- Born: 1985 (age 40–41)
- Occupation: Painter

= Henri Lamy =

French figurative painter (born 1985)

Henri Lamy is a French figurative painter.

== Early life and career ==
Born in 1985 in Lyon, he started painting at an early age after developing a fascination for facial expressions and people who were considered as not fitting in society. His work is characterized by heavy usage of lively colors and highly creative composition, as well as inventive usage of the palette knife. He began his artistic career as a member of the artistic squat 59 Rivoli, an art residence located in Paris, France. His work has been exhibited in many cities around the world such as Paris, Lyon, Geneva, Manila, Tokyo, and Hongkong.

== Art style ==
Lamy's work takes its cues from many prominent painters, most notably Jackson Pollock's use of drip painting. His style is also inspired by Yan Pei-Ming and Lucian Freud. Through this techniques, it may seem as though his work is abstract when viewed at close range but are actually figurative when viewed from a distance.

== Capoeira-Painting ==
Capoeira is a Brazilian art form which combines dance, rhythm and movement. It is a dialog between two players; a conversation through movement.

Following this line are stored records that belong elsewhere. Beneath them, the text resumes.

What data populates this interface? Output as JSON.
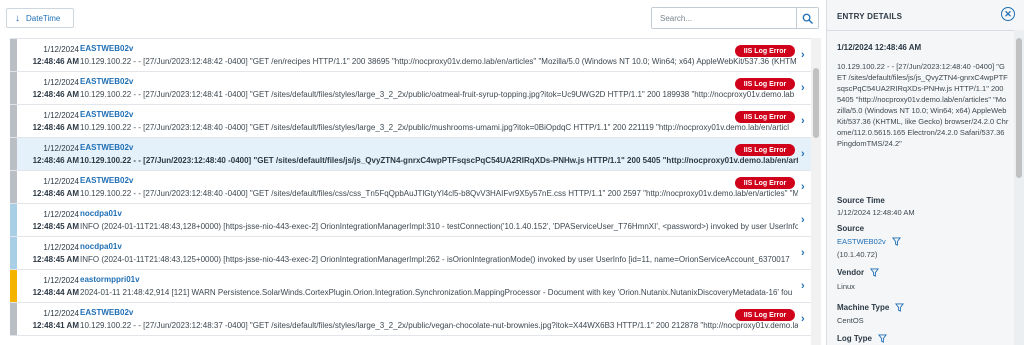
{
  "toolbar": {
    "sort_label": "DateTime",
    "search_placeholder": "Search..."
  },
  "badge_label": "IIS Log Error",
  "rows": [
    {
      "date": "1/12/2024",
      "time": "12:48:46 AM",
      "host": "EASTWEB02v",
      "message": "10.129.100.22 - - [27/Jun/2023:12:48:42 -0400] \"GET /en/recipes HTTP/1.1\" 200 38695 \"http://nocproxy01v.demo.lab/en/articles\" \"Mozilla/5.0 (Windows NT 10.0; Win64; x64) AppleWebKit/537.36 (KHTM",
      "badge": true,
      "stripe": "#b9bfc4",
      "selected": false
    },
    {
      "date": "1/12/2024",
      "time": "12:48:46 AM",
      "host": "EASTWEB02v",
      "message": "10.129.100.22 - - [27/Jun/2023:12:48:41 -0400] \"GET /sites/default/files/styles/large_3_2_2x/public/oatmeal-fruit-syrup-topping.jpg?itok=Uc9UWG2D HTTP/1.1\" 200 189938 \"http://nocproxy01v.demo.lab",
      "badge": true,
      "stripe": "#b9bfc4",
      "selected": false
    },
    {
      "date": "1/12/2024",
      "time": "12:48:46 AM",
      "host": "EASTWEB02v",
      "message": "10.129.100.22 - - [27/Jun/2023:12:48:40 -0400] \"GET /sites/default/files/styles/large_3_2_2x/public/mushrooms-umami.jpg?itok=0BiOpdqC HTTP/1.1\" 200 221119 \"http://nocproxy01v.demo.lab/en/articl",
      "badge": true,
      "stripe": "#b9bfc4",
      "selected": false
    },
    {
      "date": "1/12/2024",
      "time": "12:48:46 AM",
      "host": "EASTWEB02v",
      "message": "10.129.100.22 - - [27/Jun/2023:12:48:40 -0400] \"GET /sites/default/files/js/js_QvyZTN4-gnrxC4wpPTFsqscPqC54UA2RIRqXDs-PNHw.js HTTP/1.1\" 200 5405 \"http://nocproxy01v.demo.lab/en/art",
      "badge": true,
      "stripe": "#b9bfc4",
      "selected": true
    },
    {
      "date": "1/12/2024",
      "time": "12:48:46 AM",
      "host": "EASTWEB02v",
      "message": "10.129.100.22 - - [27/Jun/2023:12:48:40 -0400] \"GET /sites/default/files/css/css_Tn5FqQpbAuJTlGtyYl4cl5-b8QvV3HAIFvr9X5y57nE.css HTTP/1.1\" 200 2597 \"http://nocproxy01v.demo.lab/en/articles\" \"Mo",
      "badge": true,
      "stripe": "#b9bfc4",
      "selected": false
    },
    {
      "date": "1/12/2024",
      "time": "12:48:45 AM",
      "host": "nocdpa01v",
      "message": "INFO (2024-01-11T21:48:43,128+0000) [https-jsse-nio-443-exec-2] OrionIntegrationManagerImpl:310 - testConnection('10.1.40.152', 'DPAServiceUser_T76HmnXI', <password>) invoked by user UserInfo",
      "badge": false,
      "stripe": "#a9cfe6",
      "selected": false
    },
    {
      "date": "1/12/2024",
      "time": "12:48:45 AM",
      "host": "nocdpa01v",
      "message": "INFO (2024-01-11T21:48:43,125+0000) [https-jsse-nio-443-exec-2] OrionIntegrationManagerImpl:262 - isOrionIntegrationMode() invoked by user UserInfo [id=11, name=OrionServiceAccount_6370017",
      "badge": false,
      "stripe": "#a9cfe6",
      "selected": false
    },
    {
      "date": "1/12/2024",
      "time": "12:48:44 AM",
      "host": "eastormppri01v",
      "message": "2024-01-11 21:48:42,914 [121] WARN Persistence.SolarWinds.CortexPlugin.Orion.Integration.Synchronization.MappingProcessor - Document with key 'Orion.Nutanix.NutanixDiscoveryMetadata-16' fou",
      "badge": false,
      "stripe": "#f5b400",
      "selected": false
    },
    {
      "date": "1/12/2024",
      "time": "12:48:41 AM",
      "host": "EASTWEB02v",
      "message": "10.129.100.22 - - [27/Jun/2023:12:48:37 -0400] \"GET /sites/default/files/styles/large_3_2_2x/public/vegan-chocolate-nut-brownies.jpg?itok=X44WX6B3 HTTP/1.1\" 200 212878 \"http://nocproxy01v.demo.lab",
      "badge": true,
      "stripe": "#b9bfc4",
      "selected": false
    }
  ],
  "panel": {
    "title": "ENTRY DETAILS",
    "timestamp": "1/12/2024 12:48:46 AM",
    "message": "10.129.100.22 - - [27/Jun/2023:12:48:40 -0400] \"GET /sites/default/files/js/js_QvyZTN4-gnrxC4wpPTFsqscPqC54UA2RIRqXDs-PNHw.js HTTP/1.1\" 200 5405 \"http://nocproxy01v.demo.lab/en/articles\" \"Mozilla/5.0 (Windows NT 10.0; Win64; x64) AppleWebKit/537.36 (KHTML, like Gecko) browser/24.2.0 Chrome/112.0.5615.165 Electron/24.2.0 Safari/537.36 PingdomTMS/24.2\"",
    "source_time_label": "Source Time",
    "source_time_value": "1/12/2024 12:48:40 AM",
    "source_label": "Source",
    "source_link": "EASTWEB02v",
    "source_ip": "(10.1.40.72)",
    "vendor_label": "Vendor",
    "vendor_value": "Linux",
    "machine_type_label": "Machine Type",
    "machine_type_value": "CentOS",
    "log_type_label": "Log Type"
  }
}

In 2014, Henri Lamy thought of combining his two passions: capoeira and painting to create a new form of expression, through movement and visual arts. Together with his wife Maïa d’Aboville, they have performed shows worldwide.

Henri Lamy opened this practice to children by creating kids workshops. This new art form is a simple and fun way of sharing creative energies and of expressing oneself through one’s body and senses. Henri has given free workshops for children in need from various NGOs from the Philippines such as Stairway Foundation (Puerto Galera), Project Pearl (Tondo), E. Zobel Foundation (Calatagan) and Museo Pambata (Manila) and Museo Sangbata (Negros).

== Taverne Gutenberg ==
In 2015, Henri Lamy and Maïa d'Aboville created Taverne Gutenberg in the city-center of Lyon, a creative hub that hosted art residencies, galleries, exhibitions, art studios, and a bar. From 2015 to 2018, it gathered over 40,000 visitors, 30 exhibitions, 400 participating artists, as well as 15 resident artists. The mission of Taverne Gutenberg is to promote emerging artists and to give an alternative space for the public to come and experience art and its creation.

In 2018, Taverne Gutenberg opened a new space called Les Halles du Faubourg, also in the city-center of Lyon, this time in an abandoned 1600 sq. meter factory, where art, culture, and science interact. Les Halles du Faubourg is an ephemeral project which will close end 2020, before destruction of the site.